РОЗЫГРЫШ! Да, оказался розыгрыш!
Я разозлился на Адольфа. Глупо! Глупо и грубо! «Ну да? А ведь похоже — клюнул же, поверил?» — «Поверил! Именно потому, что неостроумно... грубо, прямолинейно... потому и поверил!» Адольф даже удивился, что я так нервничаю из-за пустяков. Это же он для смеха! А вот мне не смешно!
Я напомнил ему, как в советское время провожали мы с ним в Риге поезд на Москву. Уезжала труппа нашего театра, а я еще оставался. Провожали шумно, были слегка навеселе, а пожалуй что и не слегка. По давней традиции не только руками махали, но и бежали вместе с поездом, а потом дождались последнего вагона, плюнули под последнее колесо и глянули на три удаляющихся красных огня. Тут меня под руки взяли двое в форме, а третий — в штатском — в угрожающей тональности потребовал двигаться за ним. Оказалось, последним к поезду был прицеплен .. правительственный вагон, и мой плевок расценен как политическое хулиганство. Пытались объяснить, свести к шутке. Но вдруг остро запахло совсем не шуткой. Меня забирали. Выручил Адольф — он перешел на латышский язык и на крик, стали останавливаться люди. И вот уже целая толпа.
— Помнишь, Адольф, как это было? Не шуткой пахло, и ты понимал это лучше моего.
— Помню. Так времена-то какие! А теперь-то...
А теперь... мы посидели в кафе на бульваре Анспах. Адольф сказал, что он здесь на пару дней — на театральной конференции. Простились. И уже было весело — все-таки тон записки он убедительный нашел.

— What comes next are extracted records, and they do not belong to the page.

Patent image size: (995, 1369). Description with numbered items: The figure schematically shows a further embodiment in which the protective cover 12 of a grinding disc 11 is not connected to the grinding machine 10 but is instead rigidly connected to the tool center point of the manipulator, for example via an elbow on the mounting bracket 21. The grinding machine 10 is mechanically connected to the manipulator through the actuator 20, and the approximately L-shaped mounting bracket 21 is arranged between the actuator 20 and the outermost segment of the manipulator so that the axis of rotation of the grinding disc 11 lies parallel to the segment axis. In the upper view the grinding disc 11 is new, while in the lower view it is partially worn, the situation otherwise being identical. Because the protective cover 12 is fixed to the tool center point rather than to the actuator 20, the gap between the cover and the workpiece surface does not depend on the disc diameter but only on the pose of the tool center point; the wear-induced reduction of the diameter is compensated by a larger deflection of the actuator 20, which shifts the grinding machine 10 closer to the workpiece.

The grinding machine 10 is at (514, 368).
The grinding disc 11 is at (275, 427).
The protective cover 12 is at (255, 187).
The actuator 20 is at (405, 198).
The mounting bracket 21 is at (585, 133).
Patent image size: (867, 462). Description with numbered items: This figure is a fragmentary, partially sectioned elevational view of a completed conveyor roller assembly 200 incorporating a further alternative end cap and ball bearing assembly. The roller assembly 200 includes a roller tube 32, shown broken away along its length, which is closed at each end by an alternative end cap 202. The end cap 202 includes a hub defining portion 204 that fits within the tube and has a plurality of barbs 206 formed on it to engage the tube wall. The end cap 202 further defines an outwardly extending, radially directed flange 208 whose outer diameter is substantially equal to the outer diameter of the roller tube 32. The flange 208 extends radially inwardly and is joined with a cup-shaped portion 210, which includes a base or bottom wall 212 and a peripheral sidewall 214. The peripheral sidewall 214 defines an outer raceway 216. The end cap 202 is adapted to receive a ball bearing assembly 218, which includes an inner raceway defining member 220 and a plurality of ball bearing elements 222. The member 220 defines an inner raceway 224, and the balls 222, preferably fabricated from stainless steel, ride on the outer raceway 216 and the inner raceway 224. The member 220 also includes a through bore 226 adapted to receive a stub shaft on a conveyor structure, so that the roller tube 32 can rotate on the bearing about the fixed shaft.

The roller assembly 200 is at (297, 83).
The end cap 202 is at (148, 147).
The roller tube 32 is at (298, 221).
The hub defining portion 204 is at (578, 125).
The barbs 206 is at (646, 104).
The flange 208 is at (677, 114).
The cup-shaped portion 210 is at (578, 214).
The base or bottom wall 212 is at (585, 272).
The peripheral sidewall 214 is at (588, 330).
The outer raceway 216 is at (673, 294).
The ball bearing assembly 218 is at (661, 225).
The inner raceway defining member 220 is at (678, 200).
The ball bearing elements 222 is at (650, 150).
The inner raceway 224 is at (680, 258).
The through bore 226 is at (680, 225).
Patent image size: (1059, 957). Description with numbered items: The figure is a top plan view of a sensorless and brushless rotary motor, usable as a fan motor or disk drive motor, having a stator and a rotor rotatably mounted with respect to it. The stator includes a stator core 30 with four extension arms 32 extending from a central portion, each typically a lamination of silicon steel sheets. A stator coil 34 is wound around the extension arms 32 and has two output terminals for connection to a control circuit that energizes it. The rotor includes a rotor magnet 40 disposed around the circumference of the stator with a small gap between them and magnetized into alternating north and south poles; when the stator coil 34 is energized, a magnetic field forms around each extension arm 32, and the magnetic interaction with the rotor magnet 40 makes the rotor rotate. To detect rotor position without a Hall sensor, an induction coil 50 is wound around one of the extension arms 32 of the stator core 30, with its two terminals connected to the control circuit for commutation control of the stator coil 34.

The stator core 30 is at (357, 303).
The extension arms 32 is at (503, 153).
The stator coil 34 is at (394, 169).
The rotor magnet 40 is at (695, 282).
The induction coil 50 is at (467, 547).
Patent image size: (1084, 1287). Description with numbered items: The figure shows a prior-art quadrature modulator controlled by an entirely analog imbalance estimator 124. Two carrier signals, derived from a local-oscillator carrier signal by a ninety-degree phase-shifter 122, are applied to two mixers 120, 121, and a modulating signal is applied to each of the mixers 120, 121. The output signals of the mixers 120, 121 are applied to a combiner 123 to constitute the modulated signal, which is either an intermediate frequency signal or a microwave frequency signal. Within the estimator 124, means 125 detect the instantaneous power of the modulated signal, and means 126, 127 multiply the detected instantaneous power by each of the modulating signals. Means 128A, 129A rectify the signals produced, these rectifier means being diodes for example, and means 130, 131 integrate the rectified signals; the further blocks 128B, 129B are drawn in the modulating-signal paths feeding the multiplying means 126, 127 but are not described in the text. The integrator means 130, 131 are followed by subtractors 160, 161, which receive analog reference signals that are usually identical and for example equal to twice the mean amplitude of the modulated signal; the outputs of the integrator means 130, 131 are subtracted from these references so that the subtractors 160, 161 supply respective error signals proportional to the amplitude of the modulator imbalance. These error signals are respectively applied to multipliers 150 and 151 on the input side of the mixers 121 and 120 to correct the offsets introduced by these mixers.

Я шел к себе в гостиницу и вглядывался в лица прохожих. А вообще-то, могла быть и такая встреча. Люди-то живы... большей частью... живы... И мой... тот... и десятки, сотни, которые бессменно пасли Солженицына, сидели в машинах, на крышах... и еще сотни... тысячи... ведь мощная машина-то была, распалась на части, на частички, но частички-то живы... вся страна, чуть ли не полмира было тогда в их руках... такое не забывается. Теперь, конечно, свобода, но ведь и им стало посвободнее... вон как мир открылся... Вот, вот знакомое лицо... ей-богу, вот этого человека я... или показалось?
Тянутся, тянутся ниточки из прошлого, пугаются, переплетаются... завязываются напрямую с ниточками наших нервов.
Все мы из такой большой страны... из такой большой истории хорошо бы один раз подробно-подробно все вспомнить, представить ярко... и забыть! Раз и навсегда! Вздохнуть полной грудью... Эх, не получается.. Курить надо меньше. Да и воздух какой-то... сырой... колючий.
Пробелы
Стыд и страх — они всегда были со мной в дни моей молодости. Радостями, а иногда и счастьем, я мог называть минуты (или часы) преодоления (забывания) стыда и страха. Может быть, поэтому я выбрал актерскую профессию — на сцене это проходило. Я сливался со своим персонажем, а себя наблюдал с его точки зрения. Или наоборот — анатомировал кого-нибудь похожего на себя с такой тщательностью, что, как экспериментатор, становился на время неуязвимым для болезней и комплексов, над которыми проводишь эксперимент.
Что-то надо было назвать нормой. Надо было обозначить ноль, на шкале своей жизни.
Каждый учится умирать по-своему.
РитуалыРелигии у меня не было. Бог... Творец... чудо Христова Воскресения... — все это тайно и смутно подступило годам к сорока. Зaгробную жизнь и реальность Страшного суда и по сей день воспринимаю лишь умственно, так сказать, поэтически. «Религия — опиум для народа» — это ведь правда. Опиум, в смысле — лекарство, спасение от боли, целебный наркотик. Опиум необходим, иначе как вынести простую истину нашей смертности, и ужас нашей истории, и тяготы ежедневности?
Конечно, наркотики есть разные. Как в аптеке — одним по бесплатным рецептам, другим за полную стоимость, а третьим еще и с наценкой за услугу. Одним настоящие, очищенные, сильные — заморские. Другим — доморощенные, те, что называются словом «аналоги», — вроде то, да не то.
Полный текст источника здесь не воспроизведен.